Volunteer enthusiasm and time given to community projects in Wellington is as strong as it’s ever been says Julie Thomson, manager of Volunteer Wellington’s member services, when responding to statistics presented this week by SEEK Volunteer. Our experience confirms Statistics NZ quarterly volunteering and donating indicators (Sept 2014 which is the latest release ) which state that the median hours volunteered per month has remained stable at around 10 hours over the last five years.
SEEK surveyed a number (1075) of ‘working’ Wellingtonians and found that 69% either ‘did not have time to volunteer’ or ‘didn’t know how to go about it.’
SEEK’s stats are an interesting revelation for Volunteer Wellington, she said.
‘Of the approximately 3000 volunteer seekers who come through our matching processes every year, those in the ‘working’ (meaning in full-time employment and part-time) category, have increased over the past few years and is currently nearly a third of our total volunteer seeker cohort.’
However there are many other sectors of the community not being considered in the SEEK research, said Ms Thomson. ‘Our volunteer placement picture “as a whole” is a very different scene from that painted by SEEK.
‘Annually we work with between 800 – 1000 employee volunteers who are matched with any one of our 400+ community organisation members to be connected with projects of interest. Last year 87 such projects took place ranging from physical work to skill based programmes and, with several of these employee volunteering teams, being involved on a weekly basis.’
Volunteer Wellington also works with more than 680 student volunteer seekers every year and around the same number of new migrants, she said.
‘Another very high number of volunteer seekers are unemployed and classified as job seekers or people in transition due to illness or disability. At any one time we have more than 500 active volunteer roles on our database. These have been sourced from our 400+ community organisation members and are across the spectrum of work possibilities.
‘An important part of our service is to support our members to develop best practice in the management of volunteers – developing an effective volunteer programme, creating interesting, varied roles that are attractive, interesting, of value – and exciting. This ensures volunteers keep coming back’.
During the past year Volunteer Wellington’s successful placements in the community sector were almost 75%. ‘This is a significant number of new volunteers finding that they have got time; and that the experience of volunteering is beneficial both to themselves and the community with whom they are working.’
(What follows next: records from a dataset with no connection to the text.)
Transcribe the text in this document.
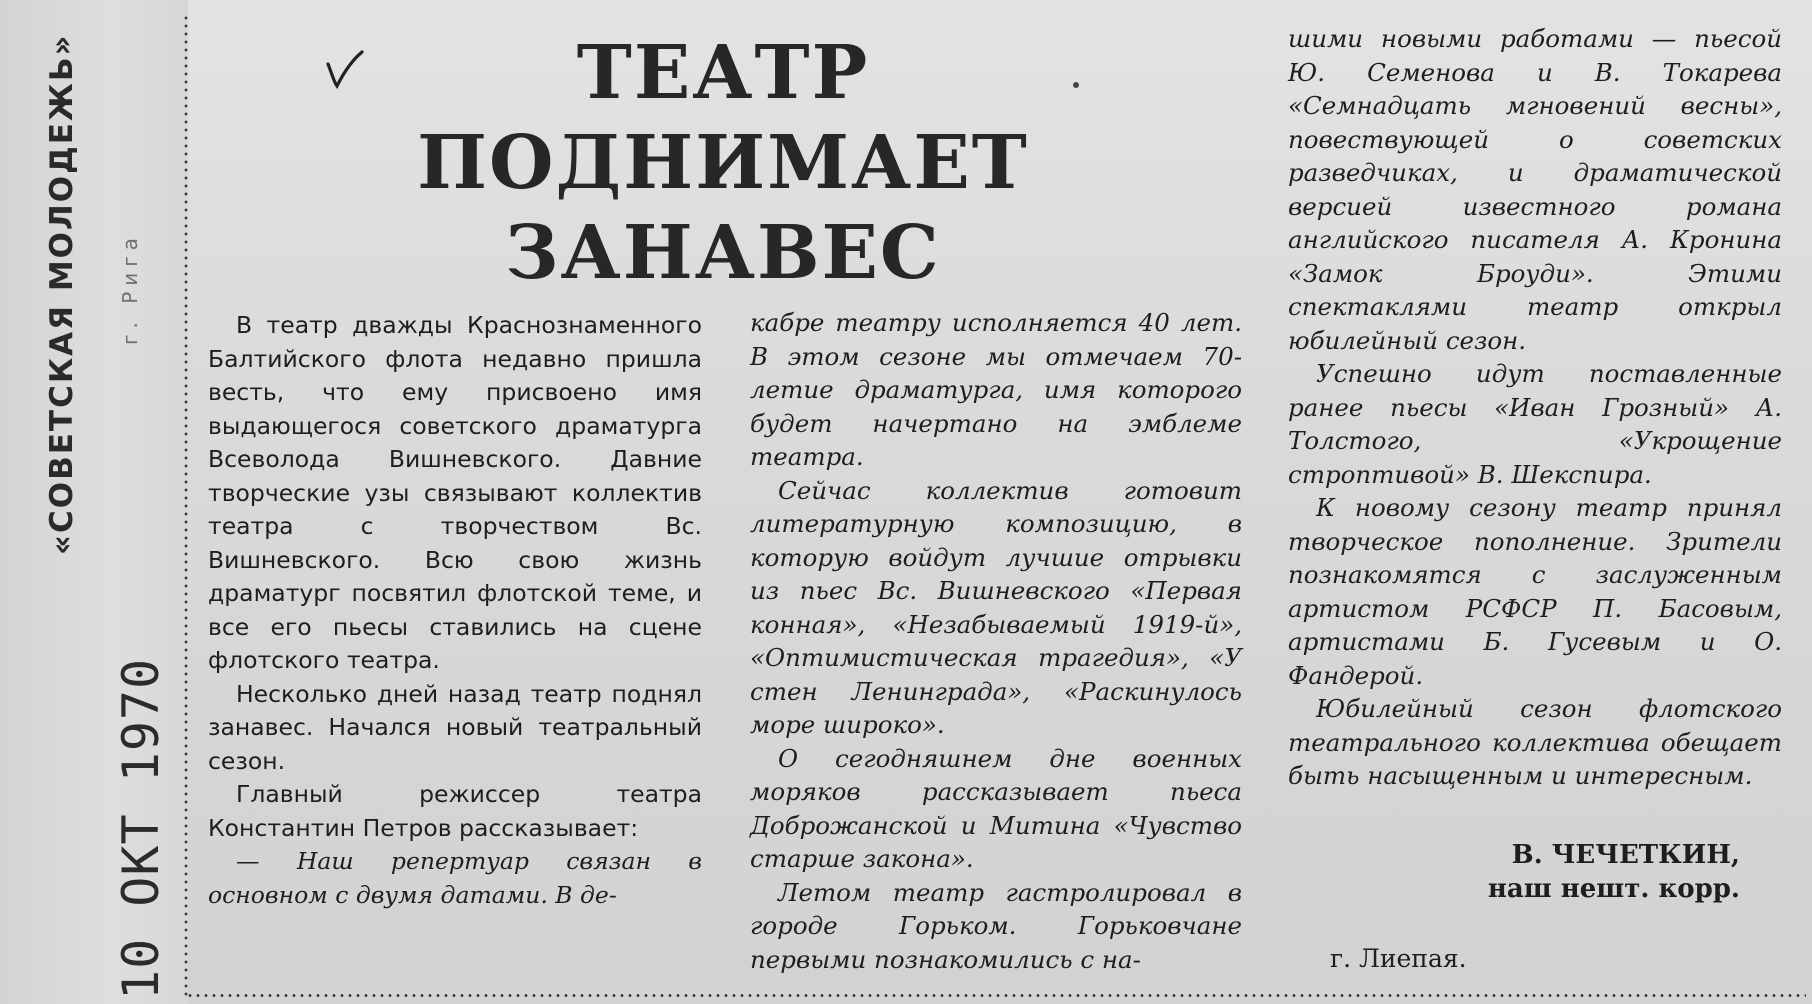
«СОВЕТСКАЯ МОЛОДЕЖЬ» г. Рига
10 ОКТ 1970
ТЕАТР
ПОДНИМАЕТ
ЗАНАВЕС

В театр дважды Краснознаменного Балтийского флота недавно пришла весть, что ему присвоено имя выдающегося советского драматурга Всеволода Вишневского. Давние творческие узы связывают коллектив театра с творчеством Вс. Вишневского. Всю свою жизнь драматург посвятил флотской теме, и все его пьесы ставились на сцене флотского театра.

Несколько дней назад театр поднял занавес. Начался новый театральный сезон.

Главный режиссер театра Константин Петров рассказывает:

— Наш репертуар связан в основном с двумя датами. В де-

кабре театру исполняется 40 лет. В этом сезоне мы отмечаем 70-летие драматурга, имя которого будет начертано на эмблеме театра.

Сейчас коллектив готовит литературную композицию, в которую войдут лучшие отрывки из пьес Вс. Вишневского «Первая конная», «Незабываемый 1919-й», «Оптимистическая трагедия», «У стен Ленинграда», «Раскинулось море широко».

О сегодняшнем дне военных моряков рассказывает пьеса Доброжанской и Митина «Чувство старше закона».

Летом театр гастролировал в городе Горьком. Горьковчане первыми познакомились с на-

шими новыми работами — пьесой Ю. Семенова и В. Токарева «Семнадцать мгновений весны», повествующей о советских разведчиках, и драматической версией известного романа английского писателя А. Кронина «Замок Броуди». Этими спектаклями театр открыл юбилейный сезон.

Успешно идут поставленные ранее пьесы «Иван Грозный» А. Толстого, «Укрощение строптивой» В. Шекспира.

К новому сезону театр принял творческое пополнение. Зрители познакомятся с заслуженным артистом РСФСР П. Басовым, артистами Б. Гусевым и О. Фандерой.

Юбилейный сезон флотского театрального коллектива обещает быть насыщенным и интересным.

В. ЧЕЧЕТКИН,
наш нешт. корр.
г. Лиепая.
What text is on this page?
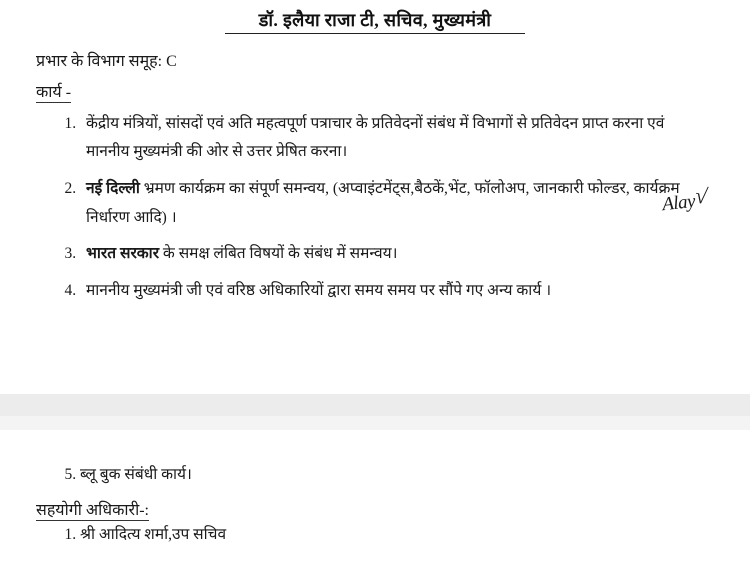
डॉ. इलैया राजा टी, सचिव, मुख्यमंत्री
प्रभार के विभाग समूह: C
कार्य -
1. केंद्रीय मंत्रियों, सांसदों एवं अति महत्वपूर्ण पत्राचार के प्रतिवेदनों संबंध में विभागों से प्रतिवेदन प्राप्त करना एवं माननीय मुख्यमंत्री की ओर से उत्तर प्रेषित करना।
2. नई दिल्ली भ्रमण कार्यक्रम का संपूर्ण समन्वय, (अप्वाइंटमेंट्स,बैठकें,भेंट, फॉलोअप, जानकारी फोल्डर, कार्यक्रम निर्धारण आदि) ।
3. भारत सरकार के समक्ष लंबित विषयों के संबंध में समन्वय।
4. माननीय मुख्यमंत्री जी एवं वरिष्ठ अधिकारियों द्वारा समय समय पर सौंपे गए अन्य कार्य ।
Alay√
5. ब्लू बुक संबंधी कार्य।
सहयोगी अधिकारी-:
1. श्री आदित्य शर्मा,उप सचिव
Continual promotion was another important service provided by Volunteer Wellington. “Yes we do have to keep telling our story – being out there. Otherwise people won’t know how to go about finding the right place to volunteer for them.
‘So we go to university expos, give seminars and we give regular talks to widely different groups. There is always enthusiasm and interest once people are aware of the diversity and options that make the community sector so vibrant.’